Tennessee, Mississippi Legislatures Pass DFS Legalization Bills
Earlier this month, I began an article with the sentence, “The southern United States is becoming a tough place to play daily fantasy sports (DFS).”
Perhaps I spoke to soon. On Tuesday, the legislatures of two southern states – Tennessee and Mississippi – passed DFS legalization bills and sent them to the desks of their respective governors. Odds are, both will be signed and will become law.
Tennessee – SB 2109
The advancement of the Tennessee bill comes just a couple weeks after Attorney General Herbert Slatery issued a formal opinion, declaring DFS to be illegal according to state law. The opinion did not involve any moral bloviating, but was rather a simple legal analysis in response to a question posed by Tennessee House Minority Leader Craig Fitzhugh. At the end of the opinion, though, Slatery almost previewed what happened this week:
Thus, absent legislation specifically exempting fantasy sports contests from the definition of “gambling,” these contests constitute illegal gambling under Tennessee law. The General Assembly has the power to exclude from the definition of “gambling” any fantasy sports contest that is not prohibited by the state constitution or the federal constitution.
Both chambers of the legislature approved the DFS bill overwhelmingly; the Tennessee House of Representative voted in favor of it on Monday, 67-17, while the Senate gave it a 27-2 thumbs-up on Tuesday.

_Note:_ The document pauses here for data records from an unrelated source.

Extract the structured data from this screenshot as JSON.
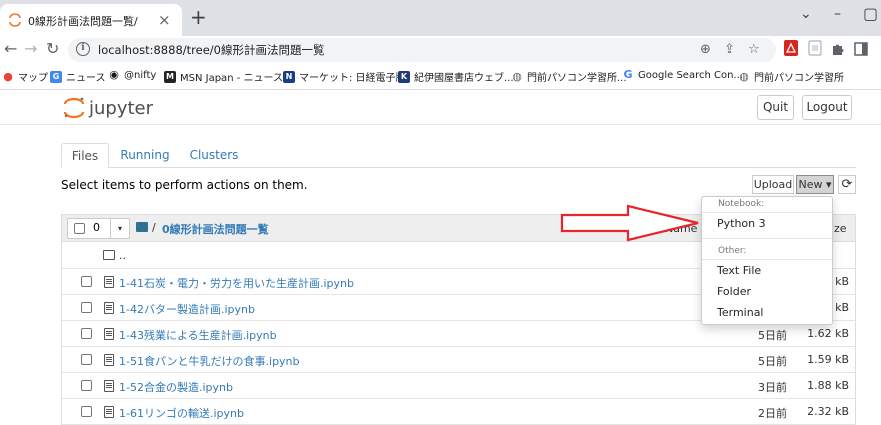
{
  "browser": {
    "tab_title": "0線形計画法問題一覧/",
    "close_glyph": "×",
    "new_tab_glyph": "+",
    "url": "localhost:8888/tree/0線形計画法問題一覧",
    "controls": {
      "minimize": "⌄",
      "minimize2": "–",
      "restore": "▢",
      "close": "×"
    },
    "bookmarks": [
      {
        "label": "マップ",
        "icon": "map-pin-icon",
        "color": "#ea4335"
      },
      {
        "label": "ニュース",
        "icon": "gn-news-icon",
        "color": "#4285f4"
      },
      {
        "label": "@nifty",
        "icon": "nifty-icon",
        "color": "#1a1a1a"
      },
      {
        "label": "MSN Japan - ニュース...",
        "icon": "msn-icon",
        "color": "#222222"
      },
      {
        "label": "マーケット: 日経電子版",
        "icon": "nikkei-icon",
        "color": "#183d8b"
      },
      {
        "label": "紀伊國屋書店ウェブ...",
        "icon": "kinokuniya-icon",
        "color": "#1f3b7a"
      },
      {
        "label": "門前パソコン学習所...",
        "icon": "globe-icon",
        "color": "#5f6368"
      },
      {
        "label": "Google Search Con...",
        "icon": "google-icon",
        "color": "#4285f4"
      },
      {
        "label": "門前パソコン学習所",
        "icon": "globe-icon",
        "color": "#5f6368"
      }
    ]
  },
  "jupyter": {
    "logo_text": "jupyter",
    "quit_label": "Quit",
    "logout_label": "Logout",
    "tabs": [
      {
        "label": "Files",
        "active": true
      },
      {
        "label": "Running",
        "active": false
      },
      {
        "label": "Clusters",
        "active": false
      }
    ],
    "select_message": "Select items to perform actions on them.",
    "upload_label": "Upload",
    "new_label": "New ▾",
    "refresh_glyph": "⟳",
    "header": {
      "selected_count": "0",
      "caret": "▾",
      "separator": "/",
      "folder_name": "0線形計画法問題一覧",
      "name_col": "Name ↓",
      "size_col": "ze"
    },
    "up_dir": "..",
    "files": [
      {
        "name": "1-41石炭・電力・労力を用いた生産計画.ipynb",
        "modified": "",
        "size": "kB"
      },
      {
        "name": "1-42バター製造計画.ipynb",
        "modified": "",
        "size": "kB"
      },
      {
        "name": "1-43残業による生産計画.ipynb",
        "modified": "5日前",
        "size": "1.62 kB"
      },
      {
        "name": "1-51食パンと牛乳だけの食事.ipynb",
        "modified": "5日前",
        "size": "1.59 kB"
      },
      {
        "name": "1-52合金の製造.ipynb",
        "modified": "3日前",
        "size": "1.88 kB"
      },
      {
        "name": "1-61リンゴの輸送.ipynb",
        "modified": "2日前",
        "size": "2.32 kB"
      }
    ],
    "new_menu": {
      "notebook_header": "Notebook:",
      "python_label": "Python 3",
      "other_header": "Other:",
      "items": [
        "Text File",
        "Folder",
        "Terminal"
      ]
    },
    "annotation_arrow_color": "#e8252a"
  }
}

The bill was sent to Governor Bill Haslam’s desk Thursday, April 21st, which starts a 10-business day clock for the Governor to mark it with his signature. Of course, he could veto it, but considering how easily it passed through both chambers, that is unlikely. Plus, since a veto can be overturned by only a simple majority of the legislature in Tennessee, a veto would probably be a fruitless action by Haslam (with 94 voting “aye” and just 19 voting “nay,” it would be quite surprising if all of a sudden the bill couldn’t get more “ayes” than “nays” in a re-vote).
It doesn’t look like there is anything terribly unusual about Tennessee’s bill. It requires fantasy sports customers to be at least 18 years old and imposes a six percent tax on DFS revenue derived from Tennessee players. Players funds, as one would expect, must be kept separate from operating funds. There is a player deposit ceiling of $2,500 per month, but that is flexible on a case-by-case basis.
Mississippi – SB 2541
Mississippi’s journey toward imminent DFS legalization was a touch more circuitous. In March, the state Senate passed the “Fantasy Contest Act” almost unanimously; just three Senators voted against it. But when it was sent to the House, it was as if everyone was taking crazy pills. The bill was completely re-written, changed to create a “Fantasy Contest Gaming Study Committee” and somehow launch a state lottery. Hell, the lottery amendment was even hand-written. Really, someone jotted down the amendment as sloppily as I jot down directions from Google Maps on a junk mail envelope when I decide I don’t want to waste a piece of printer paper and precious toner. The bill still passed by a huge margin – 83-37 – but it was basically now a lottery bill instead of a DFS bill.
Fortunately, they figured out a way to get the bill back to what is supposed to be. A special conference committee was created, composed of three Senators and three Representatives, tasked with fixing the mess. They did, purging the lottery silliness and creating a revised DFS bill that both the Senate and House passed easily.
It is still kind of weird, though. The law, if and when the bill becomes one, will actually expire next July 1st. Like Chappie believed himself, the bill was created to die. DFS would therefore become illegal, but everybody knows this, so if things are going well, one would expect the legislature to pass a permanent DFS regulation law before then. Still strange.
The rest of the regulations are similar to anywhere else. Minimum age 18, self-exclusion options, segregated funds, etc. Interestingly, operators would not be subject to a licensing fee, so the main barrier to entry in states that have either passed regulations or is looking at them is gone. This will certainly help smaller DFS sites. The original Senate bill prescribed an annual fee of the greater of $30,000 or five percent entry fees, which could have been devastating for small operators. If a site didn’t bring in enough money where five percent of that figure was more than $30,000, paying $30,000 would have been rough.
Like in Tennessee, it is now up to Mississippi Governor Phil Bryant to give his stamp of approval to the bill. And, like in Tennessee, he will probably sign it, given that it received so much support in the legislature that a veto would be pointless.